Update times
2002-01-27 19:49:47+00 by
Dan Lyke
5 comments
Dave commented on my use of Weblogs.com date feeds, which prompted Dori to ask why Backup Brain wasn't in that list. That list down there on the right is derived directly from my Opera bookmarks list. It should be pretty much impossible to get http://www.backupbrain.com (note the lack of trailing slash) into the address that a browser finally reports getting, and therefore that it puts in the bookmarks file. I've noticed there are a few other pages missing updates too, I need to figure out what's going on there. And I believe that Dave has blocked Large American Penis from the weblogs.com update list, I'd love to be pulling this from the aggregate of several update checkers. Anyway, let's see if the new code does any better, if I've got a few spare minutes maybe I'll try to fix the current database as well, rather than just waiting for it to update.
[ related topics:
Weblogs Dave Winer Flutterby Meta
]
comments in ascending chronological order (reverse):
#Comment made: 2002-01-27 21:07:03+00 by:
jim winstead
[edit history]
http://blo.gs/ is the aggregate of several update checkers. it also supports the weblogs.com xml-rpc api for being pinged directly. and i'm working on incorporating polling.
blo.gs also makes sure that urls have at least a single slash for the path part of the url, as part of the (evolving) duplicate prevention.
you can also search the blo.gs database to see if it has ever seen an update about a weblog.
#Comment made: 2002-02-21 05:34:49+00 by:
Dori
It looks like things are better, but not completely fixed. It's showing an
updated time, which is an improvement, but not the most current one.
#Comment made: 2002-01-28 00:59:07+00 by:
DaveP
[edit history]
I tried to do something like Dan's list of links with update times back at the end of last
November.
My plan was to initially ask blogs about their updates directly if they weren't in the
weblogs.com list (and worry about writing the code to talk to weblogs.com later)

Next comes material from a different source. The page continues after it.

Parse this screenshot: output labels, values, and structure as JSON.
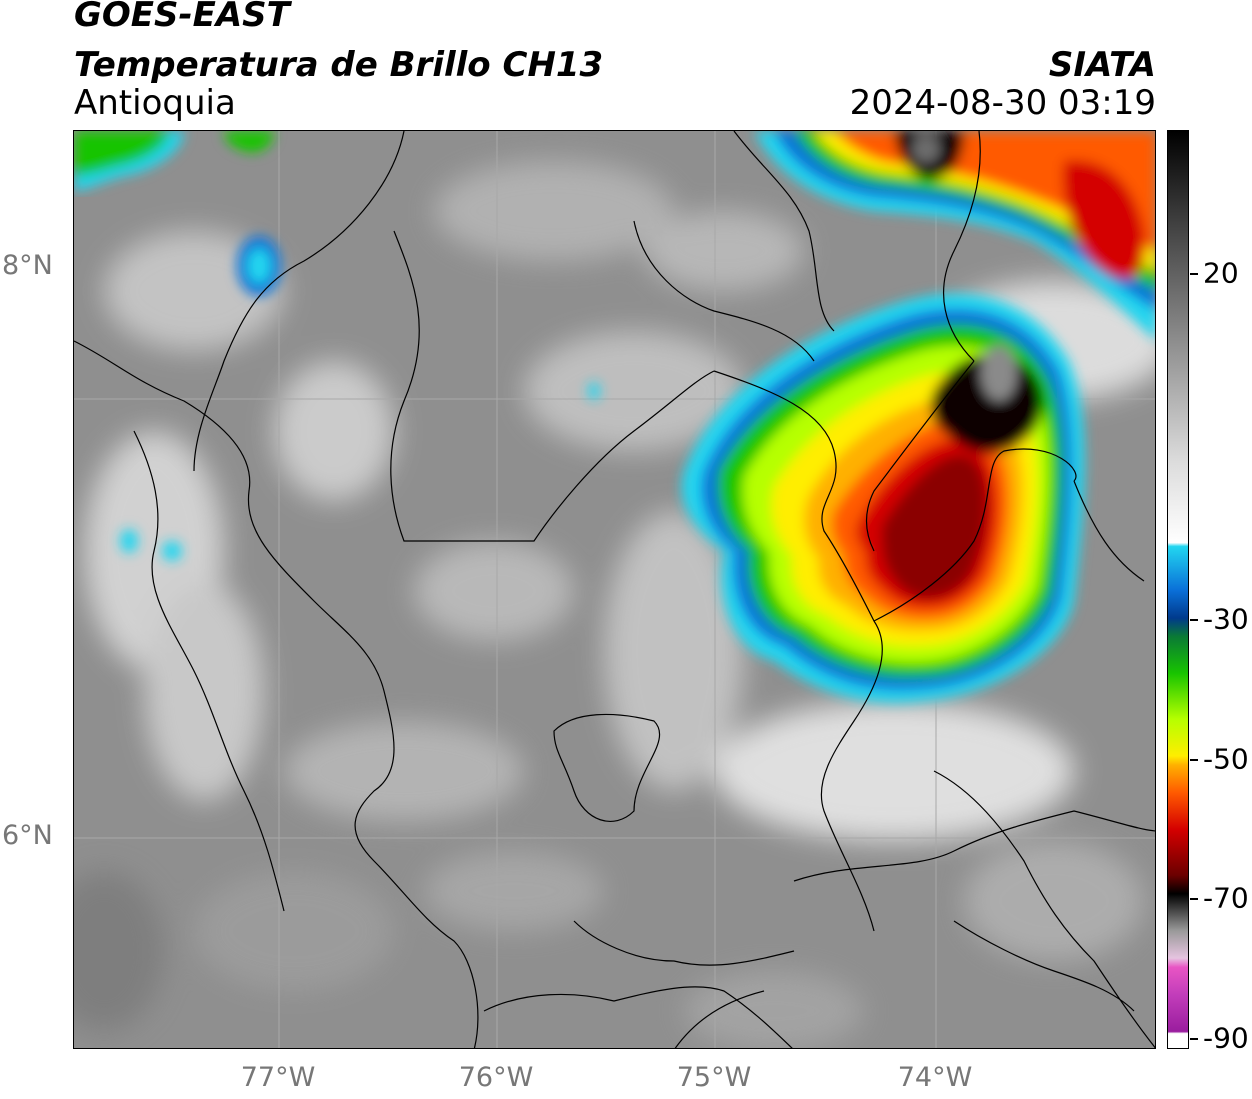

The problem is that I tried to use the HTTP HEAD request, and numerous sites don't
respond correctly (or refuse to respond at all with a 403 FORBIDDEN) to a HEAD
request. I based the script on surl and xurl scripts that come with the
perl.cookbook.examples from http://examples.oreilly.com/cookbook/
pcookexamples.tar.gz
I also swapped some mail with Ev, and he said he was
going to add some code to the server at blogspot so it
would return correct update times, which it wasn't. I haven't checked to see if he's
made that change or not, but without the change, the "Last-Modified" time in the
header just wouldn't change on an update.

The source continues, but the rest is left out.